18

I'm working on a system (Ethereum) where it is significantly cheaper to store 32 bytes than 33 bytes. I'd like to create a table where data is stored based on its hash.

Sha256 would meet this criteria since it outputs 32 bytes.

However, I'd also like to include a "version" byte in case I need to change the hash algorithm in the future. This would require 33 bytes.

One simple solution is to simply chop off the last byte and only use the first 31 bytes for the lookup.

  1. Does this bias the hash in any way?
  2. My assumption is this would decrease the computational power needed to reverse the hash by 1/256th. Is that correct?
  3. My assumption is this would increase the likelyhood of a hash collision by 25600%. Is that correct?
kelalaka
  • 49,797
  • 12
  • 123
  • 211
Akhil F
  • 285
  • 2
  • 5

1 Answers1

24
  1. Does this bias the hash in any way?

We want the avalanche criteria on the output bits, that is a change in the any of input bit must randomly affect half of the output bits. Each bit of the hash function must depend on the input bits; removing one bit doesn't affect the others.

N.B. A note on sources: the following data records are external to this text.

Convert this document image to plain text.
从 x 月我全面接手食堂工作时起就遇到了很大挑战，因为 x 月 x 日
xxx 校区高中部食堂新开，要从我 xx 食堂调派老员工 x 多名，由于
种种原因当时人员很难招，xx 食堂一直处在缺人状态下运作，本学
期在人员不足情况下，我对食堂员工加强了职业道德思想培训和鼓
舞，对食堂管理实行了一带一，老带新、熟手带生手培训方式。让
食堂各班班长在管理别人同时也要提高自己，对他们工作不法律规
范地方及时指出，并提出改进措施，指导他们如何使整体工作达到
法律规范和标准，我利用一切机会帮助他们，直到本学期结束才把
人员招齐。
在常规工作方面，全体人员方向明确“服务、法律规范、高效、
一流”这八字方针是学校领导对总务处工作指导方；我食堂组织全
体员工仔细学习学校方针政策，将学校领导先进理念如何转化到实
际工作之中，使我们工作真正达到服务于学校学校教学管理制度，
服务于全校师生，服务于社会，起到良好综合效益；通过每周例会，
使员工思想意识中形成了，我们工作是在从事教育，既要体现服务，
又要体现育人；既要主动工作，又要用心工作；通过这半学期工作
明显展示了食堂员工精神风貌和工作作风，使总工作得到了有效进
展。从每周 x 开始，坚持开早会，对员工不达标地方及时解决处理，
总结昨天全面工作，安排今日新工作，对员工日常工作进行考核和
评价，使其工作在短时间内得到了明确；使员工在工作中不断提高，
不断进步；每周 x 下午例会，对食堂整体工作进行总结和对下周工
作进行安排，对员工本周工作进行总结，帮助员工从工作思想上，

  1. My assumption is this would decrease the computational power needed to reverse the hash by 1/256th. Is that correct?

First of all, hash functions are not really reversible since they are compression functions, that is, they map from a large input space to a shorter space.

$$ H:\{0,1\}^* \rightarrow \{0,1\}^l$$

If we want to talk about collision resistance, see the next answer. For generic pre-image search, yes; it will decrease the computational power, as you noted.

  1. My assumption is this would increase the likelihood of a hash collision by 25600%. Is that correct?

Collision resistance is measured by the generic birthday attack, that is, $\sqrt {2^l}$, $l$ being the output size of the hash function. SHA256 has $\sqrt {2^{256}} = 2^{128}$ generic birthday attack time.

In your case we will have $\sqrt {2^{256-8}} = 2^{124}$ as generic birthday attack time. Thus, we have a $2^{4}= 16$ speed-up in the attack time.

TL;DR: Truncating the hash to 31 bytes will be safe (see also this stack exchange answer


Note 1: Bitcoin miners reached $\approx 2^{92}$ SHA-256 hashes per year in 06 Agust 2019..

Note 2: SHA-224 defined in FIPS180-4 is calculated by truncating the SHA-256 hash value with using different initial constants for domain separation so the value is not the same as the first 28 bytes of the SHA-256 value.

kelalaka
  • 49,797
  • 12
  • 123
  • 211